In 2007, W.A.S.T.E. releases Violent Delights, also on Sistinas Music. With the genre growing, more artists contributed to remixing tracks on this album, including Embodi's remix of Electric Beatdown Bitch and To Mega Therion's remix of Omega 3. The album's title track contains even more of the energy-filled, rage-infused efforts as the previous albums. W.A.S.T.E. seemed to have taken on a much darker overtone with this album.

In 2008, W.A.S.T.E. signed to Vendetta Music, and released "A Silent Mantra Of Rage" in late 2009. With over 25 tracks, this was a 2-disc project. The first disc contained new tracks for the album, including tracks such as War Never Changes, The Beast, and the title track. The second disc contains over 15 remixes of both new and old W.A.S.T.E. material. These were remixed by artists such as Combichrist, Caustic, Xotox, and many others.
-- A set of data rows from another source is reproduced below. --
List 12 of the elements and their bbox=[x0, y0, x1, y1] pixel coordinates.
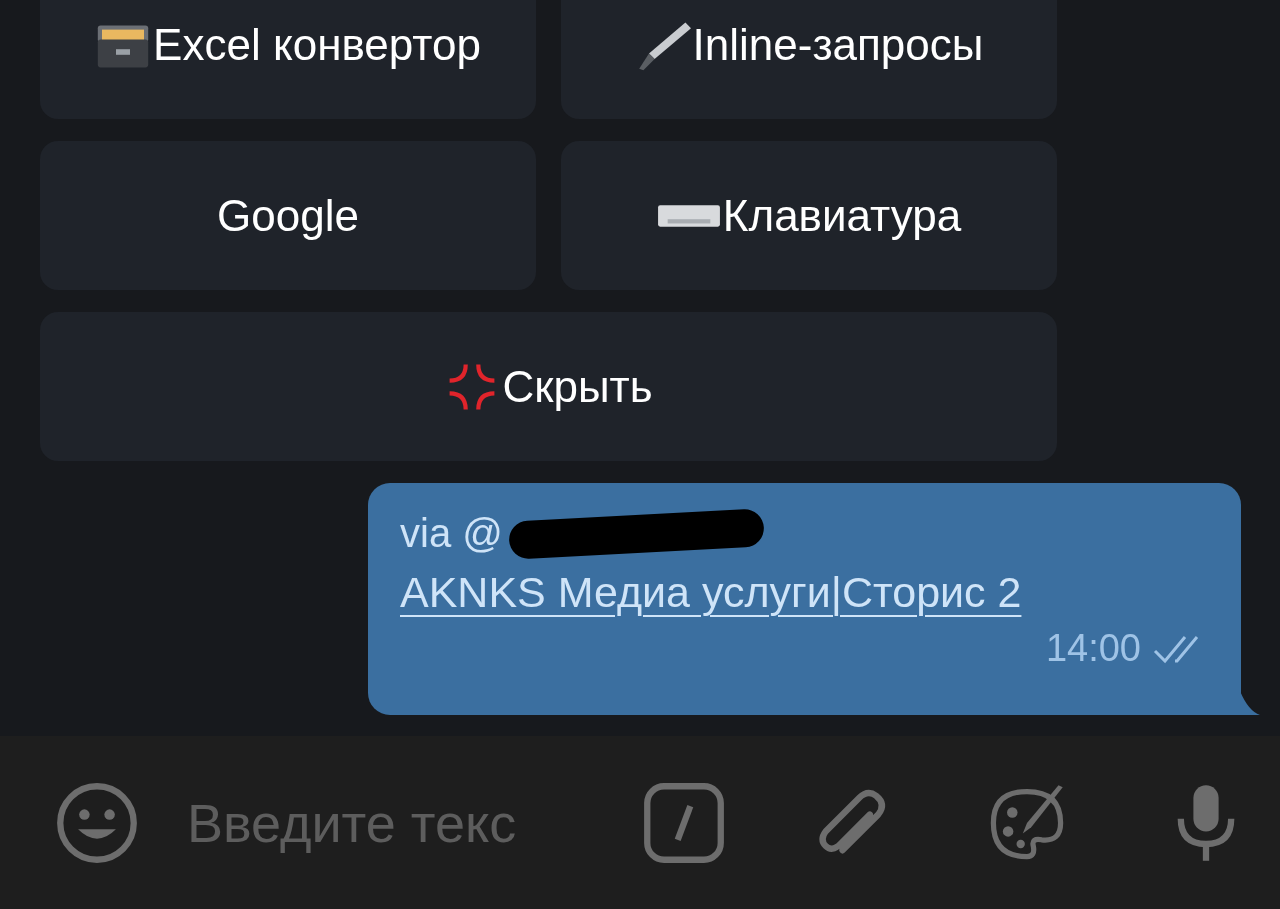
keyboard-button[interactable]: Google bbox=[40, 141, 536, 290]
keyboard-icon bbox=[656, 202, 721, 229]
command-icon[interactable] bbox=[642, 780, 726, 865]
message-time: 14:00 bbox=[1045, 627, 1141, 670]
keyboard-button[interactable]: Скрыть bbox=[40, 312, 1057, 461]
keyboard-button[interactable]: Клавиатура bbox=[561, 141, 1057, 290]
via-label: via @ bbox=[400, 511, 503, 556]
message-input[interactable]: Введите текс bbox=[187, 791, 587, 854]
emoji-icon[interactable] bbox=[55, 780, 139, 865]
message-link[interactable]: AKNKS Медиа услуги|Сторис 2 bbox=[400, 568, 1022, 617]
keyboard-button[interactable]: Excel конвертор bbox=[40, 0, 536, 119]
keyboard-button[interactable]: Inline-запросы bbox=[561, 0, 1057, 119]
'Liquor, Drugs and Hate' was released on Vendetta Music in November 2011.

'Warlord Mentality' was released on Vendetta Music late in 2014

== Style and themes ==

W.A.S.T.E. draws heavy inspiration from Electronica, Industrial, Rhythmic Noise, and Dark Ambient music. Vuxnut's overarching theme of humanity heading into entropy (an inevitable social decline and degeneration) has remained through all his studio albums.